免疫不全患者において亜急性〜慢性の髄膜炎症状(発熱、頭痛、意識障害)を認めた場合はクリプトコッカス髄膜炎を鑑別に挙げる。
疑った場合は髄液中のクリプトコッカス抗原を提出。
治療はアムホテリシンB+フルシトシンの2剤で開始。
クリプトコッカス概論
ヒトに感染を起こすクリプトコッカスには大きくCryptococcus neoformans とCryptococcus gattii の2種類がある。
日本ではC.neoformansが殆どであり、免疫不全患者に中枢神経系の感染を起こす。
鳥類(特にハト)の排泄物に汚染された土壌中に存在する。
C.gattiは熱帯・亜熱帯地域に多く、ユーカリや針葉樹に存在する。C.neoformansとは異なり鳥類の糞には存在しない。免疫正常者に罹患することもあり、肺炎を起こすことが多い。肺炎もC.neoformansより重症化しやすい。またCryptococcomasを肺や脳に作りやすい。
HIV関連クリプトコッカス髄膜炎は先進国では減ってきているが、2014年の世界で223100人のうち162500人(73%)はサハラ以南のアフリカで発症している。AIDS関連死亡の15%を占めている。

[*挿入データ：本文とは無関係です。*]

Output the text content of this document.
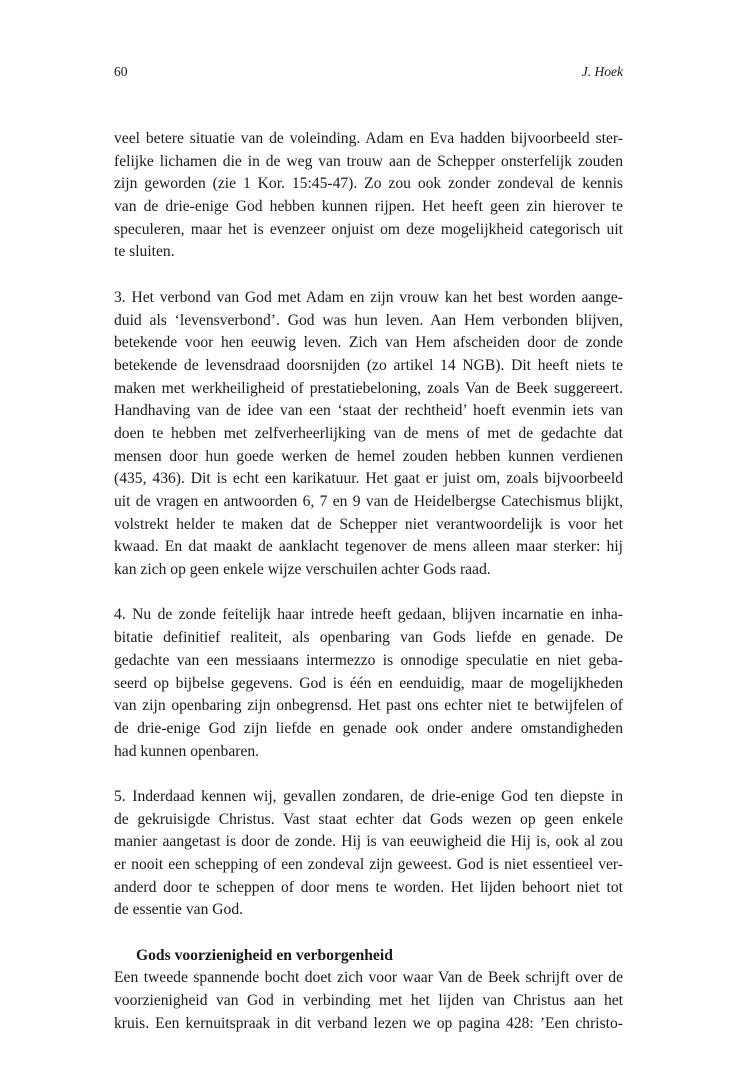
60	J. Hoek
veel betere situatie van de voleinding. Adam en Eva hadden bijvoorbeeld ster-
felijke lichamen die in de weg van trouw aan de Schepper onsterfelijk zouden
zijn geworden (zie 1 Kor. 15:45-47). Zo zou ook zonder zondeval de kennis
van de drie-enige God hebben kunnen rijpen. Het heeft geen zin hierover te
speculeren, maar het is evenzeer onjuist om deze mogelijkheid categorisch uit
te sluiten.
3. Het verbond van God met Adam en zijn vrouw kan het best worden aange-
duid als ‘levensverbond’. God was hun leven. Aan Hem verbonden blijven,
betekende voor hen eeuwig leven. Zich van Hem afscheiden door de zonde
betekende de levensdraad doorsnijden (zo artikel 14 NGB). Dit heeft niets te
maken met werkheiligheid of prestatiebeloning, zoals Van de Beek suggereert.
Handhaving van de idee van een ‘staat der rechtheid’ hoeft evenmin iets van
doen te hebben met zelfverheerlijking van de mens of met de gedachte dat
mensen door hun goede werken de hemel zouden hebben kunnen verdienen
(435, 436). Dit is echt een karikatuur. Het gaat er juist om, zoals bijvoorbeeld
uit de vragen en antwoorden 6, 7 en 9 van de Heidelbergse Catechismus blijkt,
volstrekt helder te maken dat de Schepper niet verantwoordelijk is voor het
kwaad. En dat maakt de aanklacht tegenover de mens alleen maar sterker: hij
kan zich op geen enkele wijze verschuilen achter Gods raad.
4. Nu de zonde feitelijk haar intrede heeft gedaan, blijven incarnatie en inha-
bitatie definitief realiteit, als openbaring van Gods liefde en genade. De
gedachte van een messiaans intermezzo is onnodige speculatie en niet geba-
seerd op bijbelse gegevens. God is één en eenduidig, maar de mogelijkheden
van zijn openbaring zijn onbegrensd. Het past ons echter niet te betwijfelen of
de drie-enige God zijn liefde en genade ook onder andere omstandigheden
had kunnen openbaren.
5. Inderdaad kennen wij, gevallen zondaren, de drie-enige God ten diepste in
de gekruisigde Christus. Vast staat echter dat Gods wezen op geen enkele
manier aangetast is door de zonde. Hij is van eeuwigheid die Hij is, ook al zou
er nooit een schepping of een zondeval zijn geweest. God is niet essentieel ver-
anderd door te scheppen of door mens te worden. Het lijden behoort niet tot
de essentie van God.
Gods voorzienigheid en verborgenheid
Een tweede spannende bocht doet zich voor waar Van de Beek schrijft over de
voorzienigheid van God in verbinding met het lijden van Christus aan het
kruis. Een kernuitspraak in dit verband lezen we op pagina 428: ’Een christo-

クリプトコッカスの感染臓器として中枢神経と肺が主要臓器である。その他に皮膚・眼・前立腺などに感染することがある。基本的に全ての臓器に感染する可能性があることに注意。
リスク
HIV感染、グルココルチコイド、臓器移植後、リンパ増殖性疾患、モノクローナル抗体(インフリキシマブなど)、サルコイドーシス、抗GM-CSF抗体、糖尿病、肝硬変、腹膜透析、特発性CD4陽性Tリンパ球減少症、SLE、高IgM症候群、高IgE症候群、チロシンキナーゼ阻害薬など。

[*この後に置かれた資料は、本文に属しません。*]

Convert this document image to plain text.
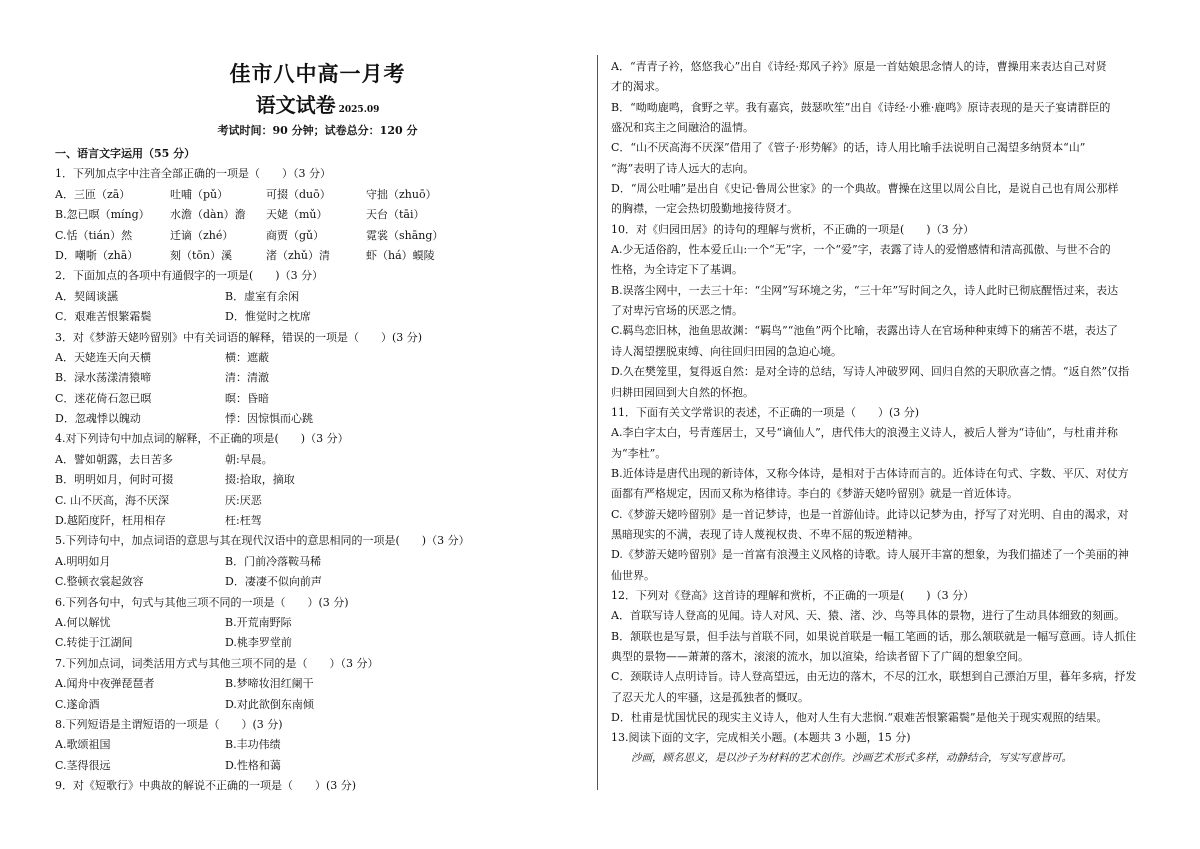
佳市八中高一月考
语文试卷 2025.09
考试时间：90 分钟；试卷总分：120 分
一、语言文字运用（55 分）
1．下列加点字中注音全部正确的一项是（　　）（3 分）
A．三匝（zā）	吐哺（pǔ）	可掇（duō）	守拙（zhuō）
B.忽已暝（míng）	水澹（dàn）澹	天姥（mǔ）	天台（tāi）
C.恬（tián）然	迁谪（zhé）	商贾（gǔ）	霓裳（shāng）
D．嘲哳（zhā）	刻（tōn）溪	渚（zhǔ）清	虾（há）蟆陵
2．下面加点的各项中有通假字的一项是(　　)（3 分）
A．契阔谈讌	B．虚室有余闲
C．艰难苦恨繁霜鬓	D．惟觉时之枕席
3．对《梦游天姥吟留别》中有关词语的解释，错误的一项是（　　）(3 分)
A．天姥连天向天横	横：遮蔽
B．渌水荡漾清猿啼	清：清澈
C．迷花倚石忽已暝	暝：昏暗
D．忽魂悸以魄动	悸：因惊惧而心跳
4.对下列诗句中加点词的解释，不正确的项是(　　)（3 分）
A．譬如朝露，去日苦多	朝:早晨。
B．明明如月，何时可掇	掇:拾取，摘取
C. 山不厌高，海不厌深	厌:厌恶
D.越陌度阡，枉用相存	枉:枉驾
5.下列诗句中，加点词语的意思与其在现代汉语中的意思相同的一项是(　　)（3 分）
A.明明如月	B．门前冷落鞍马稀
C.整顿衣裳起敛容	D．凄凄不似向前声
6.下列各句中，句式与其他三项不同的一项是（　　）(3 分)
A.何以解忧	B.开荒南野际
C.转徙于江湖间	D.桃李罗堂前
7.下列加点词，词类活用方式与其他三项不同的是（　　）（3 分）
A.闻舟中夜弹琵琶者	B.梦啼妆泪红阑干
C.遂命酒	D.对此欲倒东南倾
8.下列短语是主谓短语的一项是（　　）(3 分)
A.歌颂祖国	B.丰功伟绩
C.茎得很远	D.性格和蔼
9．对《短歌行》中典故的解说不正确的一项是（　　）(3 分)
A．“青青子衿，悠悠我心”出自《诗经·郑风子衿》原是一首姑娘思念情人的诗，曹操用来表达自己对贤
才的渴求。
B．“呦呦鹿鸣，食野之苹。我有嘉宾，鼓瑟吹笙”出自《诗经·小雅·鹿鸣》原诗表现的是天子宴请群臣的
盛况和宾主之间融洽的温情。
C．“山不厌高海不厌深”借用了《管子·形势解》的话，诗人用比喻手法说明自己渴望多纳贤本“山”
“海”表明了诗人远大的志向。
D．“周公吐哺”是出自《史记·鲁周公世家》的一个典故。曹操在这里以周公自比，是说自己也有周公那样
的胸襟，一定会热切殷勤地接待贤才。
10．对《归园田居》的诗句的理解与赏析，不正确的一项是(　　)（3 分）
A.少无适俗韵，性本爱丘山:一个“无”字，一个“爱”字，表露了诗人的爱憎感情和清高孤傲、与世不合的
性格，为全诗定下了基调。
B.误落尘网中，一去三十年：“尘网”写环境之劣，“三十年”写时间之久，诗人此时已彻底醒悟过来，表达
了对卑污官场的厌恶之情。
C.羁鸟恋旧林，池鱼思故渊：“羁鸟”“池鱼”两个比喻，表露出诗人在官场种种束缚下的痛苦不堪，表达了
诗人渴望摆脱束缚、向往回归田园的急迫心境。
D.久在樊笼里，复得返自然：是对全诗的总结，写诗人冲破罗网、回归自然的天职欣喜之情。“返自然”仅指
归耕田园回到大自然的怀抱。
11．下面有关文学常识的表述，不正确的一项是（　　）(3 分)
A.李白字太白，号青莲居士，又号“谪仙人”，唐代伟大的浪漫主义诗人，被后人誉为“诗仙”，与杜甫并称
为“李杜”。
B.近体诗是唐代出现的新诗体，又称今体诗，是相对于古体诗而言的。近体诗在句式、字数、平仄、对仗方
面都有严格规定，因而又称为格律诗。李白的《梦游天姥吟留别》就是一首近体诗。
C.《梦游天姥吟留别》是一首记梦诗，也是一首游仙诗。此诗以记梦为由，抒写了对光明、自由的渴求，对
黑暗现实的不满，表现了诗人蔑视权贵、不卑不屈的叛逆精神。
D.《梦游天姥吟留别》是一首富有浪漫主义风格的诗歌。诗人展开丰富的想象，为我们描述了一个美丽的神
仙世界。
12．下列对《登高》这首诗的理解和赏析，不正确的一项是(　　)（3 分）
A．首联写诗人登高的见闻。诗人对风、天、猿、渚、沙、鸟等具体的景物，进行了生动具体细致的刻画。
B．颔联也是写景，但手法与首联不同，如果说首联是一幅工笔画的话，那么颔联就是一幅写意画。诗人抓住
典型的景物——萧萧的落木，滚滚的流水，加以渲染，给读者留下了广阔的想象空间。
C．颈联诗人点明诗旨。诗人登高望远，由无边的落木，不尽的江水，联想到自己漂泊万里，暮年多病，抒发
了忍天尤人的牢骚，这是孤独者的慨叹。
D．杜甫是忧国忧民的现实主义诗人，他对人生有大悲悯.“艰难苦恨繁霜鬓”是他关于现实观照的结果。
13.阅读下面的文字，完成相关小题。(本题共 3 小题，15 分)
沙画，顾名思义，是以沙子为材料的艺术创作。沙画艺术形式多样，动静结合，写实写意皆可。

*非HIV患者のクリプトコッカス髄膜炎の30%に明らかなリスクを認めなかったという報告もある。
症状
数日〜数ヶ月単位、急性〜亜急性と経過の幅は広い。
発熱は50%程度にみられる。典型例では頭痛・意識障害・人格変化・記憶障害などが2-4週間程度の経過で発症する。
免疫不全患者において発熱・頭痛・意識障害など亜急性〜慢性髄膜炎を認めた場合はクリプトコッカス髄膜炎を鑑別に挙げる。
検査
髄液検査
髄圧上昇
HIV患者の70%に20cmH2O以上の上昇を認める。
非HIV患者では上昇していないこと多い。
細胞数
HIV患者では0-50個/μL、非HIV患者では20-200個/μL程度と少なめ。単球優位。
蛋白上昇・糖低下を示すことが多い。
墨汁染色(下図)
HIV患者の75%、非HIV患者の50%が陽性となる。特異度が高い。
髄液培養
診断のゴールドスタンダードだが、結果が陽性となるまで3-5日、長いと1週間程度かかる。非HIV患者の90%が陽性となる。
クリプトコッカス抗原
Titerが真菌量と相関するが、治療の反応性に用いることはできない。
髄液検体では感度93-100%、特異度93-98%と高く、培養より早く結果を得ることができるので疑った場合は提出すべき。

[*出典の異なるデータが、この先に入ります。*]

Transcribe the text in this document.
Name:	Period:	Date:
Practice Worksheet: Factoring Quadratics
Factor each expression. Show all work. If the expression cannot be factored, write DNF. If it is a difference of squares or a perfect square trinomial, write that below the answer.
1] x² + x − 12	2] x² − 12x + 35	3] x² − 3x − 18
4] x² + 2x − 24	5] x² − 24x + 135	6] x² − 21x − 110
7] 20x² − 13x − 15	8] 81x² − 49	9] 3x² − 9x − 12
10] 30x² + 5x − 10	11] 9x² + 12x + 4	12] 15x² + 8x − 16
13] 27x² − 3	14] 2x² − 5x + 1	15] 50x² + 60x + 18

血清検体ではHIV患者の感度は95%と高いが、非HIV患者の場合は真菌量が少ないため感度が80%まで低下する。よって血清のクリプトコッカス抗原陰性では非HIV患者の髄膜炎を否定できるわけではないことに注意が必要である。また抗原量が非常に多い場合はProzone現象によって偽陰性になることがある。Trichosporon asahiiやStomatococcus 、Capnocytophagaの感染症で偽陽性になることがある。
治療
クリプトコッカス髄膜炎のエビデンスはHIV陽性患者におけるデータが多い。2010年のアメリカ感染症学会のガイドラインではnon-HIV患者の場合は導入療法を基本4週間行い、神経学的合併症や培養陽性が続く場合は最低6週間行うことを推奨している。地固め療法と維持療法はHIVとnon-HIVで違いはない。
2022年のNEJMでHIV陽性のクリプトコッカス髄膜炎においてRCTでアムホテリシンBリポソーム製剤 (10mg/kg)1日投与+フルシトシン(100mg/kg)+フルコナゾール(1200mg/日)14日間投与はアムホテリシンB(1mg/kg)+フルシトシン(100mg/kg)7日間、その後フルコナゾール(1200mg/日)7日間投与に対して非劣勢であり副作用も少なかったと報告された。
導入療法
アムホテリシンB+フルシトシン(5-FC) 2-4週間
*腎機能障害がある患者では骨髄抑制・腎障害・肝障害のリスクを最小限にするためにフルシトシンの量を調整する。
*アムホテリシンBは低K・Mg血症のリスクがあり注意。
地固め療法
フルコナゾール内服 400-800mg/日 8週間
維持療法
フルコナゾール内服 200mg/日 6ヶ月~1年
頭蓋内圧亢進のマネジメント
クリプトコッカス髄膜炎の50-70%に頭蓋内圧亢進を認め、合併症や死亡につながる。
髄液検査で初圧が25cmH2O以上の場合は20cmH2O以下もしくは50%以上下げるように連日腰椎穿刺もしくはVPシャントなどを行う。
HIVに対するARTのタイミング
The Cryptococcal Optimal ART Timing (COAT)試験においてクリプトコッカス髄膜炎に対する治療開始1-2週間後 vs 5週間後を比べた場合、5週間後から開始した群で死亡率が低かった。最近のメタアナリシスでは4週間以内にARTを開始した場合に死亡率が上がるとされ、WHOは治療開始後4-6週でARTを開始することを推奨している。
予防
WHOはCD4数100以下のHIV陽性患者ではARTを開始する前に血清のクリプトコッカス抗原をスクリーニングすることを推奨している。もし陽性の場合はpreemptiveな抗真菌薬治療とクリプトコッカス髄膜炎の除外を行う。スクリーニングが困難な場合はCD4数100以下の場合はフルコナゾールによる一次予防を推奨している。
〈参考文献〉
Cryptococcosis. Infect Dis Clin North Am. 2021;35:493-514. PMID: 34016288.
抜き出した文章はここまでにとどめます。